Saturday, June 5, 2010

Vampires

It's been quite a while since I've written anything. That doesn't mean I haven't been reading. I read quite a bit over the spring semester, for my last semester as a master's student at UCO. Finishing my thesis, taking Hemingway and Composition Pedagogies, as well as reading a few pages for fun here and there, in order to clear my brain of all the academics, kept me reading far too much for me to have time to write anything on this blog.

And now, when I am writing, instead of reflecting on reading, I'm going to reflect on what I've been viewing, because it directly relates to my writing, which is connected to my reading.
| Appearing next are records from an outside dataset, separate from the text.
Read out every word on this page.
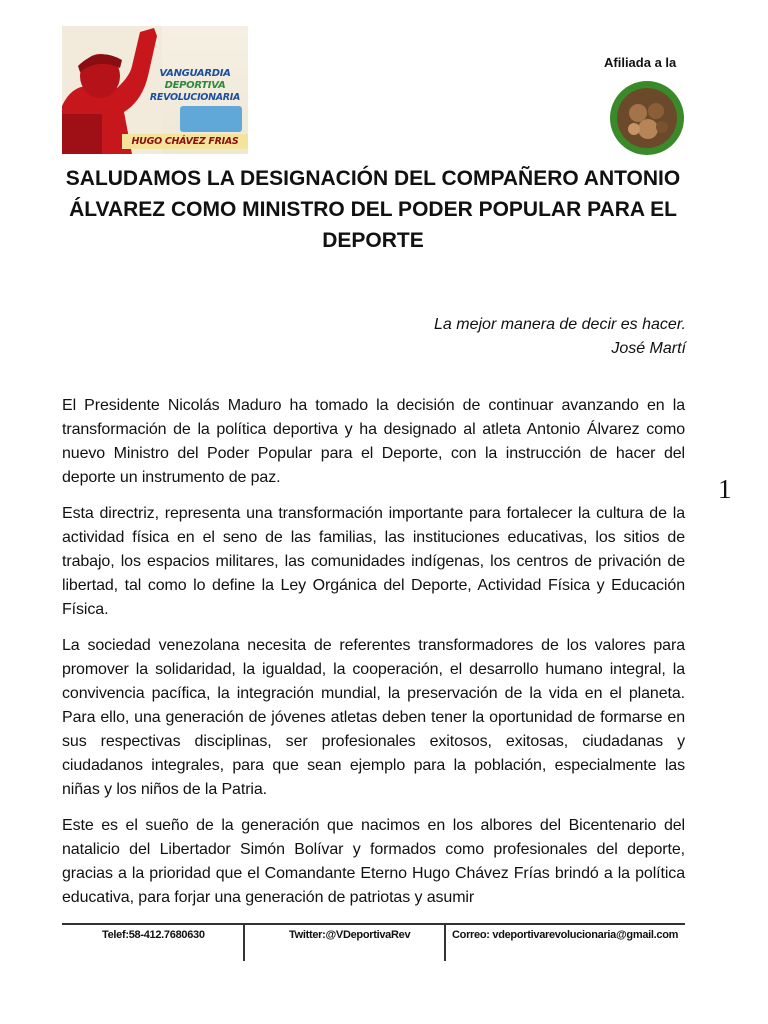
VANGUARDIA
DEPORTIVA
REVOLUCIONARIA
HUGO CHÁVEZ FRIAS
Afiliada a la
SALUDAMOS LA DESIGNACIÓN DEL COMPAÑERO ANTONIO ÁLVAREZ COMO MINISTRO DEL PODER POPULAR PARA EL DEPORTE
La mejor manera de decir es hacer.
José Martí

El Presidente Nicolás Maduro ha tomado la decisión de continuar avanzando en la transformación de la política deportiva y ha designado al atleta Antonio Álvarez como nuevo Ministro del Poder Popular para el Deporte, con la instrucción de hacer del deporte un instrumento de paz.

Esta directriz, representa una transformación importante para fortalecer la cultura de la actividad física en el seno de las familias, las instituciones educativas, los sitios de trabajo, los espacios militares, las comunidades indígenas, los centros de privación de libertad, tal como lo define la Ley Orgánica del Deporte, Actividad Física y Educación Física.

La sociedad venezolana necesita de referentes transformadores de los valores para promover la solidaridad, la igualdad, la cooperación, el desarrollo humano integral, la convivencia pacífica, la integración mundial, la preservación de la vida en el planeta. Para ello, una generación de jóvenes atletas deben tener la oportunidad de formarse en sus respectivas disciplinas, ser profesionales exitosos, exitosas, ciudadanas y ciudadanos integrales, para que sean ejemplo para la población, especialmente las niñas y los niños de la Patria.

Este es el sueño de la generación que nacimos en los albores del Bicentenario del natalicio del Libertador Simón Bolívar y formados como profesionales del deporte, gracias a la prioridad que el Comandante Eterno Hugo Chávez Frías brindó a la política educativa, para forjar una generación de patriotas y asumir

1
Telef:58-412.7680630	Twitter:@VDeportivaRev	Correo: vdeportivarevolucionaria@gmail.com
So it counts.

I went to see a musical tonight (or rather last night, since it is now the wee hours of the morning) entitled [Title of Show]. It's about a couple of guys writing a musical about a couple of guys writing a musical. As they work, they are faced with the difficulties of writer's block, and later, with the difficulties of maintaining the integrity of their project or giving in to mainstream demands in order to make a profit and make it to Broadway.

The friend I attended this musical with insisted that I go see it with him, while we were having a chat conversation about writing. I'm grateful that he did, because it particularly pertained to me. There's a song that relates self-doubt and despair to vampires, and I can relate. Sometimes I question my own ability to the point that I am drained of the capability of writing anything at all.

It makes me think again of something Ira Glass said, about producing massive amounts of work that isn't really that good, in order to get to the work that is. If I continually doubt myself and block myself from creating anything at all, how will I manage to work through all the mediocre and even down right shitty writing in order to get to something that actually has merit?

I've been attempting to work on a novel I started a couple years ago, and writer's block keeps plaguing me. My intention when I started this novel was to write, simply, a romance novel I could market easily for some quick cash. As the story develops, however, I've realized that it's not going to be marketable as a good old fashioned bodice ripping romance, you know, the kind with Fabio on the cover, holding a fainting woman in a tight corset that looks ready to burst. At first I thought I should keep out the plot tendencies that were making my book more than a silly romance. After all, why was I writing it? To have a marketable book for some quick cash. The thing is, I don't want to write something that's just quick cash, and that I have to publish under a pseudonym so I can look at myself in the mirror every day. I want to write something good. And as I struggle to write something good, I am concerned with what my readers will think, concerned that it really is only bodice ripping romance after all (even though no bodices have yet been ripped, in the literal sense).

A line from the musical, and a line that my friend quoted to me (unbeknownst to me until we were actually watching the musical) said that if any stranger on the street walked up to us and expressed the doubts we harbor in our minds every day, we would think that stranger was crazy, and be offended. Yet we tell them to ourselves daily.

The question I am left with: how do I stop doubting myself long enough to free up my mind to generate mediocre text so that I can later polish it into something shiny? The only answer I've been able to find so far is to tell myself to shut up and just write.